Martin Baxter, IEMA’s chief policy advisor, said: ‘This report confirms that setting high environmental standards drives innovation which drives the low carbon sector in the UK, and also provides export opportunities.’ The report was well-timed, given the industrial strategy and upcoming emissions reduction strategy, he added.

Nick Molho, executive director of the Aldersgate Group, said that the government should use the upcoming emissions reduction plan to provide sufficiently detailed policies to boost private sector investment in low-carbon power, heat, transport infrastructure and efficient buildings. It would also need to consider how its policies relate to EU environmental and product standards.

‘For instance, the EU is working on vehicle emissions standards post-2020 and, if sufficiently ambitious, these could help shape the export market for ultra-low emission cars, drive continued innovation and play a significant role in cutting emissions,’ Molho said.

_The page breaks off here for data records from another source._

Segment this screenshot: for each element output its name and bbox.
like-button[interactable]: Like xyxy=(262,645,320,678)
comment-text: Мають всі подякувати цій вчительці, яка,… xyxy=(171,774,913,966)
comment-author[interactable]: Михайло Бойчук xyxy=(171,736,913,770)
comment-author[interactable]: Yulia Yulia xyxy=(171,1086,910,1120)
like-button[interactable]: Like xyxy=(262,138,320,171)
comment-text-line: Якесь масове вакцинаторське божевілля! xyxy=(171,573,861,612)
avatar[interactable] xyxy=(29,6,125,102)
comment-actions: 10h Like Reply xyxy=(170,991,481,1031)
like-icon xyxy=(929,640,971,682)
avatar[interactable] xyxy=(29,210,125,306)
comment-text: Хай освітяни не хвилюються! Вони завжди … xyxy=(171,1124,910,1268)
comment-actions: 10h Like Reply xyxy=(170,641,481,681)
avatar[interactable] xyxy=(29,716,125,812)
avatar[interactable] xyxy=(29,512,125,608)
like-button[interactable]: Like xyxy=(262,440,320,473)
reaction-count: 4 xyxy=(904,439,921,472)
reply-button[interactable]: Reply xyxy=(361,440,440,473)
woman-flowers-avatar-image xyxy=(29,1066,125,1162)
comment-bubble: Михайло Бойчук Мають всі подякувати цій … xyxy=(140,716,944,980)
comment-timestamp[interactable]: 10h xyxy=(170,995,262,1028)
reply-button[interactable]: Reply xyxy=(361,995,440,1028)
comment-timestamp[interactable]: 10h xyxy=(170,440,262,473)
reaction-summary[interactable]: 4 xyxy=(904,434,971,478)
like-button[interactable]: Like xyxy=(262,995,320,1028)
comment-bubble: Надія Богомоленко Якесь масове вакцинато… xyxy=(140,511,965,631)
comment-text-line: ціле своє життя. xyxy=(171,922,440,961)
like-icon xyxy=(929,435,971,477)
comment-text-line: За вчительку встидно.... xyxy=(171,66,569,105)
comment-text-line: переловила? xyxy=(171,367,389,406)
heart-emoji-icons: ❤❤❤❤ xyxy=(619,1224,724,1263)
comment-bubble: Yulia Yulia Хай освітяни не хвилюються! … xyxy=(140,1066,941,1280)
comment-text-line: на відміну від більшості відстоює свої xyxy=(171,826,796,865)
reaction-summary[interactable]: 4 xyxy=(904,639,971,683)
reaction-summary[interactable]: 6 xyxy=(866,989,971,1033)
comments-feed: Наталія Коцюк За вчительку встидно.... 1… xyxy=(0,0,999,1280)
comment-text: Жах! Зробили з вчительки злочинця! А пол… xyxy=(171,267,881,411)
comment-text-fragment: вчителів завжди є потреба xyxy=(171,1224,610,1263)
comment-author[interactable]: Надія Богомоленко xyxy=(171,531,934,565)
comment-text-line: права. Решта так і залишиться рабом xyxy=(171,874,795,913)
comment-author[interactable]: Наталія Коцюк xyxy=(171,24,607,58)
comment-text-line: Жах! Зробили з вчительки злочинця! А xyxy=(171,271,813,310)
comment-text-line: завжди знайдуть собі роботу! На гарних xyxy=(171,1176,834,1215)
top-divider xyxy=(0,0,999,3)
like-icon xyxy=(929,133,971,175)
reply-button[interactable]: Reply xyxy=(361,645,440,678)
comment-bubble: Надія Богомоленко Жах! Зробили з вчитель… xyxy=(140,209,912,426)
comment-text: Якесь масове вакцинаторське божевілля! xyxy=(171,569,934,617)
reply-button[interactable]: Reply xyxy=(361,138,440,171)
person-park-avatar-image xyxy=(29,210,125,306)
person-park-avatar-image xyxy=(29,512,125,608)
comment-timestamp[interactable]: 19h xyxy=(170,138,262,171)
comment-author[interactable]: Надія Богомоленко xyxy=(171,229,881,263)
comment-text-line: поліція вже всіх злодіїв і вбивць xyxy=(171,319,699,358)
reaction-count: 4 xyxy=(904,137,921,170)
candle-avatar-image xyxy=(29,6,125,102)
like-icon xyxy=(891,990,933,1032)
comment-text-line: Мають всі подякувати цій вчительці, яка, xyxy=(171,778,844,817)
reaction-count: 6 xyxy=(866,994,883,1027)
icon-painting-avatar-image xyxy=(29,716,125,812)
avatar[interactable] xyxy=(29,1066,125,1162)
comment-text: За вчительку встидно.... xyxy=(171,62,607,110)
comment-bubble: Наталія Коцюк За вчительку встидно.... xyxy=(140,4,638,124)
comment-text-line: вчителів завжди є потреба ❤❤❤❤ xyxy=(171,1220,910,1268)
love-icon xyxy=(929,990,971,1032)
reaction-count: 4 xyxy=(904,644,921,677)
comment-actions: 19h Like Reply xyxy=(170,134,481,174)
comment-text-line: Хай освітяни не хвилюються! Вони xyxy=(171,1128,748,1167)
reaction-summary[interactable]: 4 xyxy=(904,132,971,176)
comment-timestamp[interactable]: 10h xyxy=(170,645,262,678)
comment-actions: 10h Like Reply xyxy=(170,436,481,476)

Ricardo’s analysis also considered barriers to the growth of the low-carbon economy. It highlighted a possible lack of funding following the UK’s departure from the EU as a major concern because ignificant sums of money for research and development currently come from European sources. Also, the participation of UK academics and industry in EU projects means that the country’s interests and issues are taken into account, which may no longer happen, it warned.

Baxter said that there was still potential for the UK to continue to invest in research and development after it left the bloc. ‘It will be a political choice for the UK government, it’s just a case of priorities. They have indicated £4.7bn funding in the industrial strategy, there’s no reason why a chunk of that can’t go to the low-carbon economy,’ he said.